In future studies, they hope to learn why the prefrontal cortex seems especially susceptible to glutamate accumulation and fatigue. They’re also curious to learn whether the same markers of fatigue in the brain may predict recovery from health conditions, such as depression or cancer.
About this cognitive fatigue research news
Author: Kristopher Benke
Source: Cell Press
Contact: Kristopher Benke – Cell Press
Image: The image is in the public domain
Original Research: Open access.
“A neuro-metabolic account of why daylong cognitive work alters the control of economic decisions” by Mathias Pessiglione et al. Current Biology
Abstract
A neuro-metabolic account of why daylong cognitive work alters the control of economic decisions
Highlights
- Cognitive fatigue is explored with magnetic resonance spectroscopy during a workday
- Hard cognitive work leads to glutamate accumulation in the lateral prefrontal cortex
- The need for glutamate regulation reduces the control exerted over decision-making
- Reduced control favors the choice of low-effort actions with short-term rewards
Summary
Behavioral activities that require control over automatic routines typically feel effortful and result in cognitive fatigue. Beyond subjective report, cognitive fatigue has been conceived as an inflated cost of cognitive control, objectified by more impulsive decisions. However, the origins of such control cost inflation with cognitive work are heavily debated.
Here, we suggest a neuro-metabolic account: the cost would relate to the necessity of recycling potentially toxic substances accumulated during cognitive control exertion.
We validated this account using magnetic resonance spectroscopy (MRS) to monitor brain metabolites throughout an approximate workday, during which two groups of participants performed either high-demand or low-demand cognitive control tasks, interleaved with economic decisions.
Choice-related fatigue markers were only present in the high-demand group, with a reduction of pupil dilation during decision-making and a preference shift toward short-delay and little-effort options (a low-cost bias captured using computational modeling).
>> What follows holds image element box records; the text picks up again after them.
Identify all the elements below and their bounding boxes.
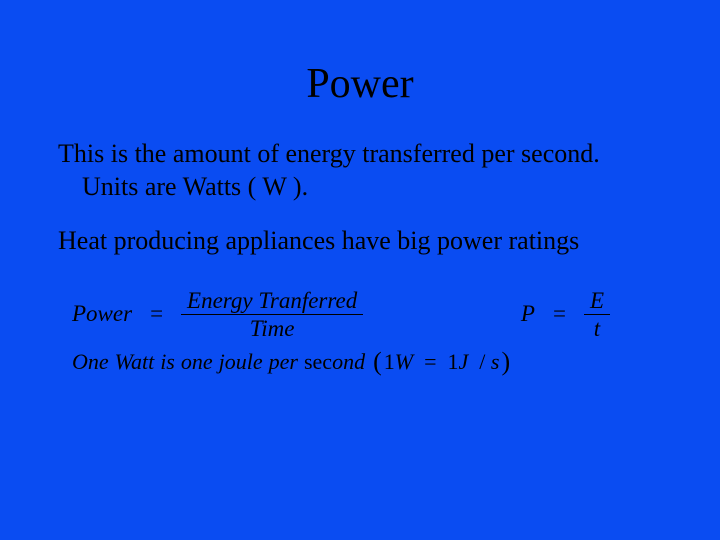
paren-expression: ( 1W = 1J / s ) (371, 347, 510, 377)
word: Watt (115, 349, 155, 375)
paren-close: ) (501, 347, 510, 377)
word: One (72, 349, 109, 375)
formula-block: Power = Energy Tranferred Time P = E t O… (0, 280, 720, 378)
paren-open: ( (373, 347, 382, 377)
slide-title: Power (0, 0, 720, 138)
word: per (269, 349, 298, 375)
formula-lhs: Power (72, 301, 132, 327)
fraction-denominator: t (588, 315, 606, 341)
equals-sign: = (146, 301, 167, 327)
slide: Power This is the amount of energy trans… (0, 0, 720, 540)
paragraph-2: Heat producing appliances have big power… (0, 225, 720, 258)
word-second: second (304, 349, 365, 375)
formula-power-short: P = E t (521, 288, 610, 342)
paragraph-1: This is the amount of energy transferred… (0, 138, 720, 203)
fraction-e-t: E t (584, 288, 610, 342)
word: is (160, 349, 175, 375)
fraction-numerator: E (584, 288, 610, 315)
word: one (181, 349, 213, 375)
formula-short-lhs: P (521, 301, 535, 327)
fraction-denominator: Time (244, 315, 301, 341)
fraction-numerator: Energy Tranferred (181, 288, 363, 315)
fraction-energy-time: Energy Tranferred Time (181, 288, 363, 342)
formula-watt-definition: One Watt is one joule per second ( 1W = … (72, 347, 662, 377)
equals-sign: = (549, 301, 570, 327)
word: joule (219, 349, 263, 375)
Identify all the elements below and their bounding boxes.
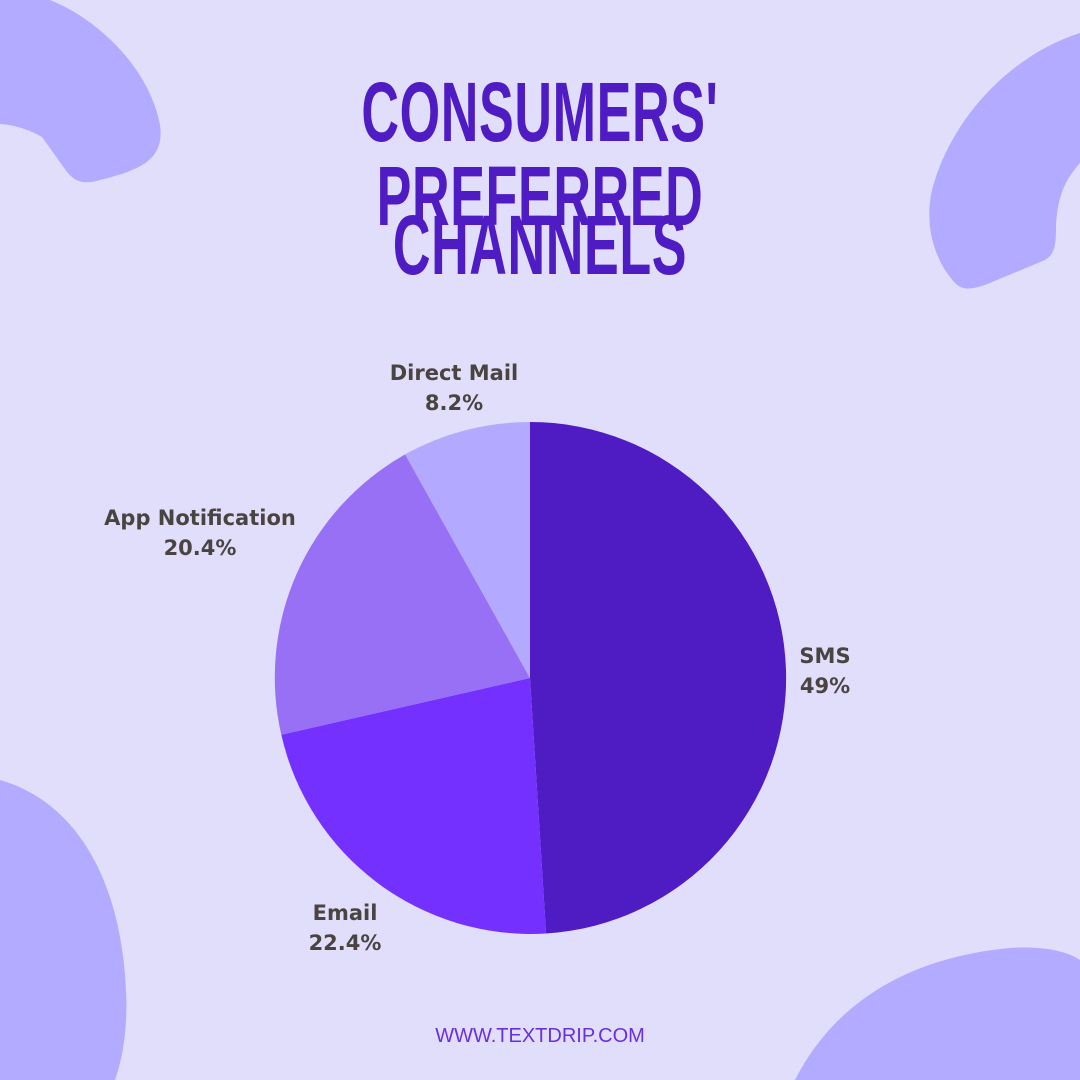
label-sms-value: 49% — [799, 674, 851, 698]
pie-slice-direct-mail — [405, 421, 530, 678]
bottom-left-blob — [0, 780, 127, 1080]
pie-slice-sms — [530, 421, 787, 934]
label-app-notification-value: 20.4% — [163, 536, 237, 560]
label-direct-mail-name: Direct Mail — [389, 361, 519, 385]
chart-title-line-2: CHANNELS — [392, 198, 688, 292]
label-app-notification-name: App Notification — [104, 506, 296, 530]
label-app-notification: App Notification 20.4% — [100, 503, 300, 563]
bottom-right-blob — [795, 947, 1080, 1080]
label-direct-mail: Direct Mail 8.2% — [384, 358, 524, 418]
label-email: Email 22.4% — [295, 898, 395, 958]
top-right-blob — [929, 33, 1080, 289]
pie-slice-app-notification — [274, 454, 530, 735]
label-email-name: Email — [312, 901, 378, 925]
chart-title-line-1: CONSUMERS' PREFERRED — [361, 65, 719, 243]
pie-slice-email — [281, 678, 547, 934]
top-left-blob — [0, 0, 161, 183]
label-sms-name: SMS — [799, 644, 851, 668]
footer-website-link[interactable]: WWW.TEXTDRIP.COM — [435, 1025, 645, 1047]
label-sms: SMS 49% — [790, 641, 860, 701]
label-direct-mail-value: 8.2% — [424, 391, 484, 415]
label-email-value: 22.4% — [308, 931, 382, 955]
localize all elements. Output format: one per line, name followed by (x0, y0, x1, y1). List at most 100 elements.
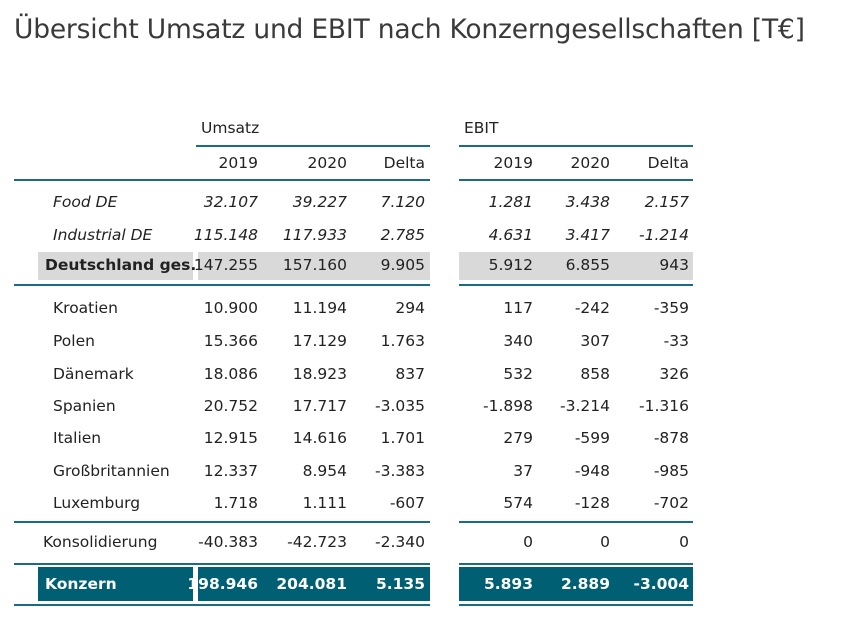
ebit-group-header: EBIT (464, 119, 499, 137)
ebit-value-y2019: 1.281 (488, 193, 533, 211)
ebit-col-header-y2019: 2019 (493, 154, 533, 172)
umsatz-value-delta: 5.135 (375, 575, 425, 593)
subtotal-rule-left (14, 284, 430, 286)
ebit-value-y2020: -599 (574, 429, 610, 447)
umsatz-value-delta: 1.701 (380, 429, 425, 447)
ebit-value-delta: -3.004 (633, 575, 689, 593)
umsatz-value-y2020: 8.954 (302, 462, 347, 480)
umsatz-value-delta: 837 (395, 365, 425, 383)
umsatz-value-y2020: 14.616 (292, 429, 347, 447)
ebit-value-y2020: 0 (600, 533, 610, 551)
row-label: Industrial DE (53, 226, 153, 244)
header-rule-left (14, 179, 430, 181)
umsatz-value-delta: -3.383 (375, 462, 425, 480)
total-rule-top-right (459, 563, 693, 565)
ebit-value-delta: -1.316 (639, 397, 689, 415)
umsatz-col-header-y2019: 2019 (218, 154, 258, 172)
ebit-value-delta: 0 (679, 533, 689, 551)
header-rule-right (459, 179, 693, 181)
ebit-value-delta: -878 (653, 429, 689, 447)
umsatz-col-header-y2020: 2020 (307, 154, 347, 172)
umsatz-value-delta: -607 (389, 494, 425, 512)
ebit-col-header-delta: Delta (647, 154, 689, 172)
ebit-value-delta: 943 (659, 256, 689, 274)
row-label: Dänemark (53, 365, 134, 383)
row-label: Großbritannien (53, 462, 170, 480)
umsatz-value-delta: 7.120 (380, 193, 425, 211)
umsatz-value-y2020: 39.227 (292, 193, 347, 211)
page-title: Übersicht Umsatz und EBIT nach Konzernge… (14, 14, 805, 45)
ebit-col-header-y2020: 2020 (570, 154, 610, 172)
umsatz-value-y2019: 115.148 (193, 226, 258, 244)
umsatz-value-y2019: 12.915 (203, 429, 258, 447)
ebit-value-delta: -359 (653, 299, 689, 317)
ebit-value-y2019: 0 (523, 533, 533, 551)
ebit-value-y2019: 279 (503, 429, 533, 447)
ebit-value-y2019: 340 (503, 332, 533, 350)
umsatz-group-underline (196, 145, 430, 147)
umsatz-value-y2019: 15.366 (203, 332, 258, 350)
umsatz-value-y2019: 147.255 (193, 256, 258, 274)
ebit-value-delta: 2.157 (644, 193, 689, 211)
ebit-value-y2020: 3.438 (565, 193, 610, 211)
ebit-value-y2020: -242 (574, 299, 610, 317)
ebit-value-y2020: 3.417 (565, 226, 610, 244)
consolidation-rule-right (459, 521, 693, 523)
umsatz-value-delta: -2.340 (375, 533, 425, 551)
ebit-value-y2019: 117 (503, 299, 533, 317)
ebit-value-delta: 326 (659, 365, 689, 383)
row-label: Kroatien (53, 299, 118, 317)
ebit-value-y2020: 858 (580, 365, 610, 383)
umsatz-value-y2019: 10.900 (203, 299, 258, 317)
umsatz-group-header: Umsatz (201, 119, 260, 137)
umsatz-value-y2020: 18.923 (292, 365, 347, 383)
total-band-umsatz (198, 567, 430, 601)
ebit-value-y2019: 532 (503, 365, 533, 383)
subtotal-band-label (38, 252, 193, 280)
umsatz-value-y2020: 117.933 (282, 226, 347, 244)
total-rule-bottom-left (14, 604, 430, 606)
row-label: Konsolidierung (43, 533, 158, 551)
umsatz-value-y2020: 204.081 (276, 575, 347, 593)
ebit-value-delta: -1.214 (639, 226, 689, 244)
umsatz-value-y2019: 198.946 (187, 575, 258, 593)
umsatz-value-delta: 1.763 (380, 332, 425, 350)
subtotal-rule-right (459, 284, 693, 286)
ebit-value-y2019: 4.631 (488, 226, 533, 244)
ebit-value-delta: -702 (653, 494, 689, 512)
umsatz-value-delta: -3.035 (375, 397, 425, 415)
ebit-value-y2020: 6.855 (565, 256, 610, 274)
umsatz-value-y2019: 18.086 (203, 365, 258, 383)
umsatz-col-header-delta: Delta (383, 154, 425, 172)
umsatz-value-delta: 2.785 (380, 226, 425, 244)
ebit-value-y2020: -3.214 (560, 397, 610, 415)
umsatz-value-y2020: 157.160 (282, 256, 347, 274)
ebit-value-y2020: 307 (580, 332, 610, 350)
total-band-ebit (459, 567, 693, 601)
row-label: Konzern (45, 575, 117, 593)
row-label: Polen (53, 332, 95, 350)
ebit-value-y2019: 574 (503, 494, 533, 512)
row-label: Italien (53, 429, 102, 447)
total-rule-top-left (14, 563, 430, 565)
subtotal-band-ebit (459, 252, 693, 280)
ebit-group-underline (459, 145, 693, 147)
umsatz-value-y2020: -42.723 (287, 533, 347, 551)
umsatz-value-y2019: 20.752 (203, 397, 258, 415)
ebit-value-y2020: -128 (574, 494, 610, 512)
umsatz-value-y2019: 12.337 (203, 462, 258, 480)
consolidation-rule-left (14, 521, 430, 523)
umsatz-value-y2020: 1.111 (302, 494, 347, 512)
ebit-value-y2020: 2.889 (560, 575, 610, 593)
subtotal-band-umsatz (198, 252, 430, 280)
umsatz-value-y2019: -40.383 (198, 533, 258, 551)
ebit-value-y2019: 5.893 (483, 575, 533, 593)
row-label: Spanien (53, 397, 116, 415)
ebit-value-delta: -985 (653, 462, 689, 480)
ebit-value-y2019: -1.898 (483, 397, 533, 415)
umsatz-value-y2020: 17.717 (292, 397, 347, 415)
ebit-value-y2019: 5.912 (488, 256, 533, 274)
umsatz-value-y2020: 17.129 (292, 332, 347, 350)
row-label: Luxemburg (53, 494, 141, 512)
umsatz-value-y2019: 32.107 (203, 193, 258, 211)
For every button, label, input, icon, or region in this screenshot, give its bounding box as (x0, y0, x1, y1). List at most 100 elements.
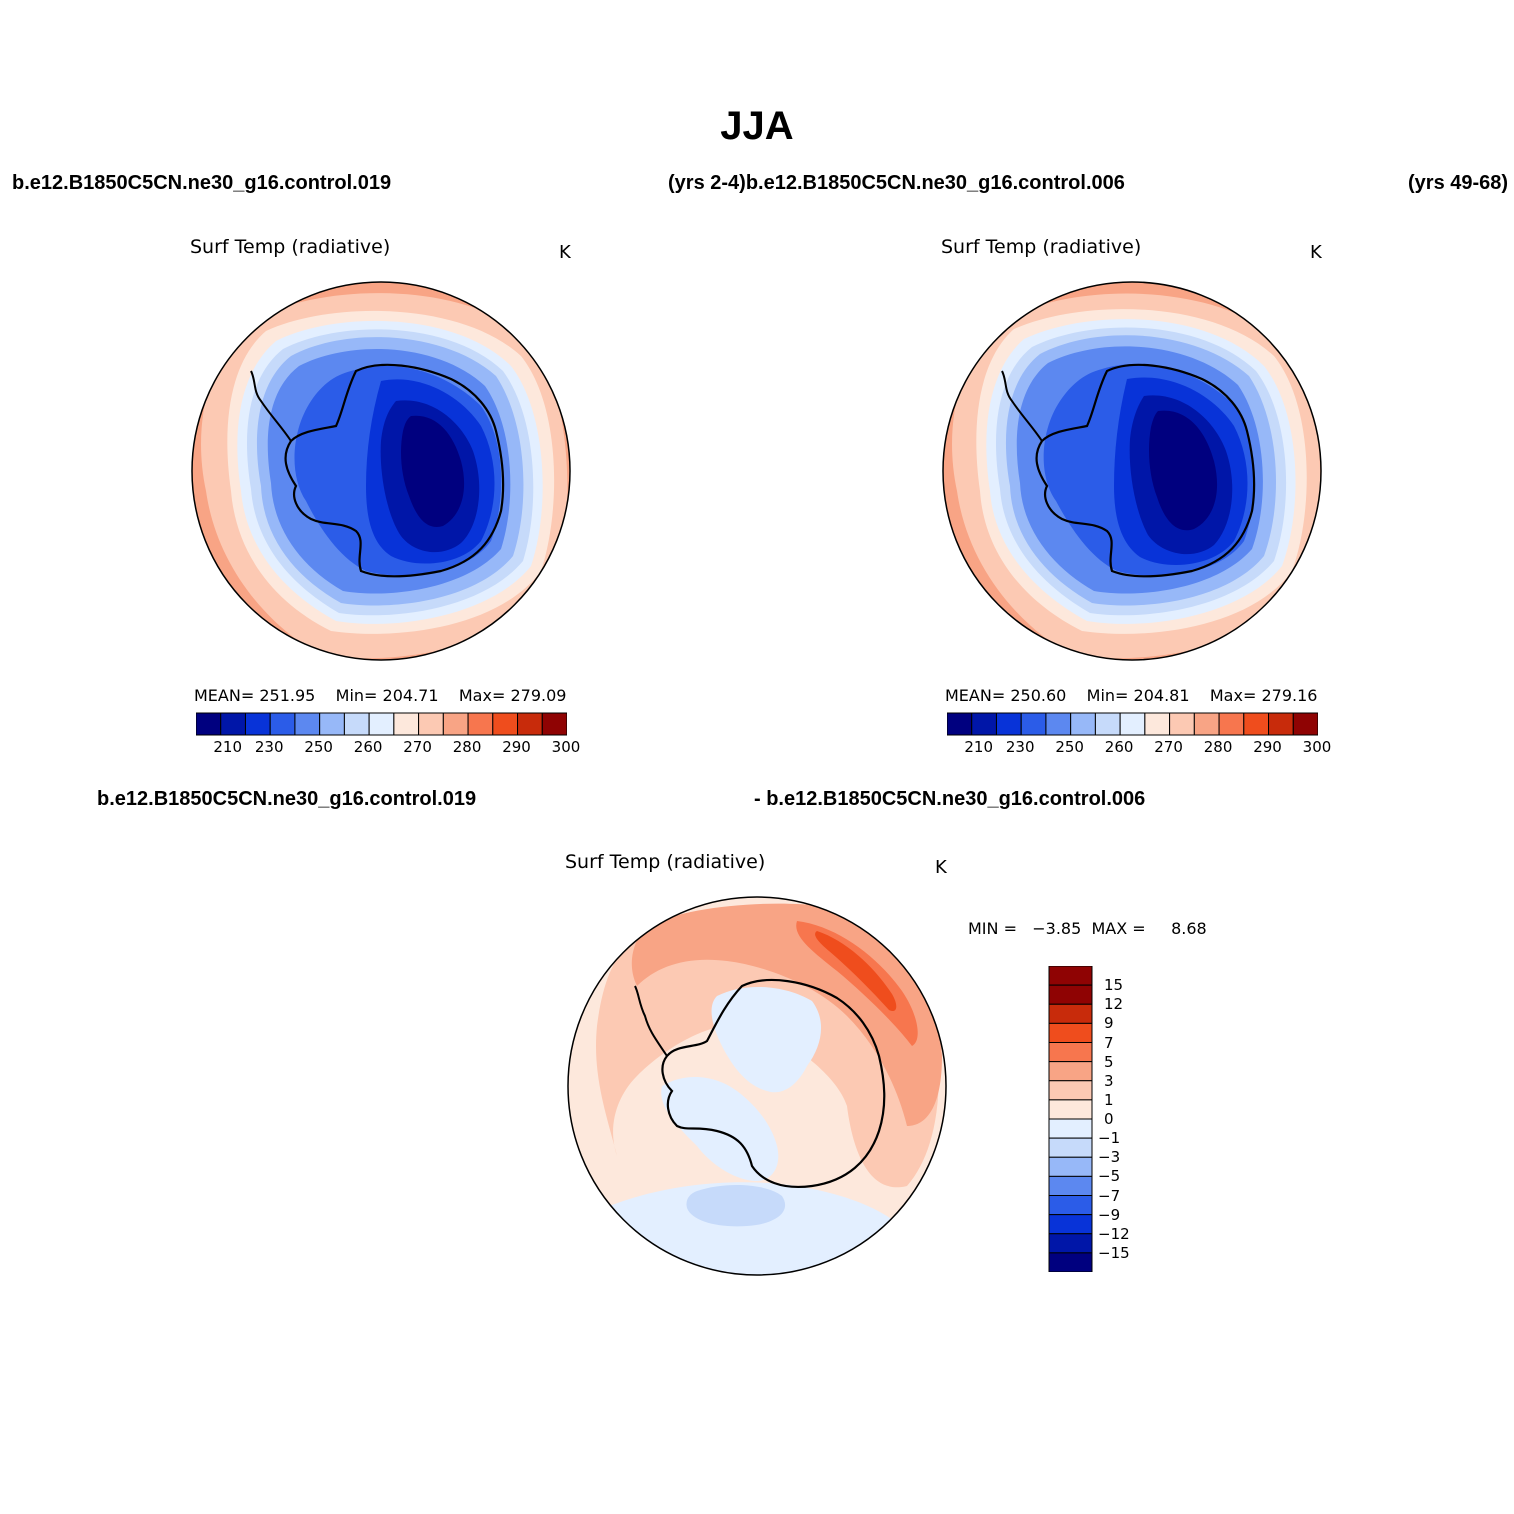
panel1-peninsula (250, 370, 292, 442)
colorbar-tick-label: 1 (1104, 1090, 1114, 1109)
colorbar-swatch (1048, 966, 1093, 986)
colorbar-tick-label: 300 (1302, 738, 1332, 756)
colorbar-swatch (1193, 712, 1220, 736)
colorbar-tick-label: 210 (964, 738, 994, 756)
colorbar-swatch (442, 712, 469, 736)
panel3-title: Surf Temp (radiative) (565, 851, 766, 873)
panel2-title: Surf Temp (radiative) (941, 236, 1142, 258)
panel1-polar-map (191, 281, 571, 661)
panel1-colorbar-ticks: 210 230 250 260 270 280 290 300 (196, 738, 580, 758)
colorbar-tick-label: 12 (1104, 995, 1124, 1014)
colorbar-tick-label: 260 (1104, 738, 1134, 756)
panel2-units: K (1310, 242, 1322, 263)
colorbar-swatch (1169, 712, 1195, 736)
panel1-mean-value: 251.95 (259, 686, 316, 705)
panel3-contour-pos5 (796, 921, 918, 1046)
panel1-stats: MEAN= 251.95 Min= 204.71 Max= 279.09 (194, 686, 566, 705)
panel1-map-border (191, 281, 571, 661)
colorbar-swatch (368, 712, 395, 736)
colorbar-tick-label: 250 (1055, 738, 1084, 756)
colorbar-swatch (971, 712, 997, 736)
colorbar-swatch (393, 712, 420, 736)
panel1-mean-label: MEAN= (194, 686, 255, 705)
panel2-mean-value: 250.60 (1010, 686, 1067, 705)
figure-title: JJA (720, 104, 794, 148)
panel1-min-label: Min= (335, 686, 378, 705)
colorbar-tick-label: 290 (1253, 738, 1282, 756)
colorbar-tick-label: 250 (304, 738, 333, 756)
colorbar-swatch (1048, 1195, 1093, 1216)
colorbar-swatch (269, 712, 296, 736)
panel2-min-label: Min= (1086, 686, 1129, 705)
colorbar-swatch (1292, 712, 1318, 736)
colorbar-swatch (1048, 1042, 1093, 1063)
panel1-units: K (559, 242, 571, 263)
panel3-colorbar (1048, 966, 1093, 1272)
panel3-contour-neg1-north (711, 986, 822, 1093)
colorbar-swatch (1268, 712, 1294, 736)
panel1-max-label: Max= (458, 686, 506, 705)
case1-header-label: b.e12.B1850C5CN.ne30_g16.control.019 (12, 172, 392, 194)
years-case2-header-label: (yrs 2-4)b.e12.B1850C5CN.ne30_g16.contro… (668, 172, 1125, 194)
colorbar-swatch (1119, 712, 1146, 736)
panel2-stats: MEAN= 250.60 Min= 204.81 Max= 279.16 (945, 686, 1317, 705)
colorbar-tick-label: 270 (1154, 738, 1183, 756)
colorbar-tick-label: −5 (1098, 1167, 1121, 1186)
colorbar-tick-label: 7 (1104, 1033, 1114, 1052)
colorbar-swatch (196, 712, 222, 736)
panel3-map-border (567, 896, 947, 1276)
colorbar-tick-label: 280 (452, 738, 482, 756)
panel1-max-value: 279.09 (510, 686, 567, 705)
colorbar-swatch (418, 712, 444, 736)
colorbar-tick-label: 15 (1104, 976, 1124, 995)
colorbar-swatch (319, 712, 345, 736)
panel1-min-value: 204.71 (382, 686, 439, 705)
panel2-contour-205 (1149, 410, 1218, 531)
colorbar-swatch (492, 712, 519, 736)
colorbar-swatch (1048, 1061, 1093, 1082)
colorbar-tick-label: 3 (1104, 1071, 1114, 1090)
colorbar-swatch (1243, 712, 1270, 736)
colorbar-swatch (1048, 1156, 1093, 1177)
colorbar-tick-label: 290 (502, 738, 531, 756)
colorbar-swatch (1045, 712, 1072, 736)
colorbar-tick-label: 280 (1203, 738, 1233, 756)
colorbar-swatch (1070, 712, 1096, 736)
panel3-contour-pos7 (815, 931, 897, 1012)
colorbar-tick-label: −12 (1098, 1224, 1130, 1243)
colorbar-swatch (1048, 1233, 1093, 1254)
panel1-contour-205 (401, 415, 465, 527)
panel3-contour-neg3-south (686, 1184, 786, 1227)
panel3-minmax: MIN = −3.85 MAX = 8.68 (968, 919, 1207, 938)
colorbar-swatch (294, 712, 321, 736)
colorbar-swatch (1048, 1175, 1093, 1197)
colorbar-swatch (1048, 1118, 1093, 1139)
colorbar-tick-label: 5 (1104, 1052, 1114, 1071)
colorbar-swatch (1048, 984, 1093, 1005)
colorbar-swatch (467, 712, 494, 736)
panel3-units: K (935, 857, 947, 878)
colorbar-swatch (1048, 1003, 1093, 1024)
panel2-min-value: 204.81 (1133, 686, 1190, 705)
diff-case1-label: b.e12.B1850C5CN.ne30_g16.control.019 (97, 788, 477, 810)
colorbar-swatch (995, 712, 1022, 736)
panel2-colorbar-ticks: 210 230 250 260 270 280 290 300 (947, 738, 1331, 758)
colorbar-swatch (1048, 1080, 1093, 1101)
colorbar-tick-label: 230 (254, 738, 284, 756)
colorbar-swatch (220, 712, 246, 736)
panel2-colorbar (947, 712, 1318, 736)
colorbar-swatch (541, 712, 567, 736)
colorbar-tick-label: 260 (353, 738, 383, 756)
panel2-max-label: Max= (1209, 686, 1257, 705)
colorbar-tick-label: 270 (403, 738, 432, 756)
colorbar-tick-label: 300 (551, 738, 581, 756)
colorbar-swatch (1048, 1022, 1093, 1044)
colorbar-swatch (1020, 712, 1047, 736)
colorbar-tick-label: −3 (1098, 1148, 1121, 1167)
colorbar-swatch (1048, 1099, 1093, 1120)
colorbar-swatch (343, 712, 370, 736)
colorbar-swatch (1048, 1252, 1093, 1272)
panel1-colorbar (196, 712, 567, 736)
colorbar-swatch (1048, 1137, 1093, 1158)
colorbar-swatch (1218, 712, 1245, 736)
At the end of the day, high-demand cognitive work resulted in higher glutamate concentration and glutamate/glutamine diffusion in a cognitive control brain region (lateral prefrontal cortex [lPFC]), relative to low-demand cognitive work and to a reference brain region (primary visual cortex [V1]).
Taken together with previous fMRI data, these results support a neuro-metabolic model in which glutamate accumulation triggers a regulation mechanism that makes lPFC activation more costly, explaining why cognitive control is harder to mobilize after a strenuous workday.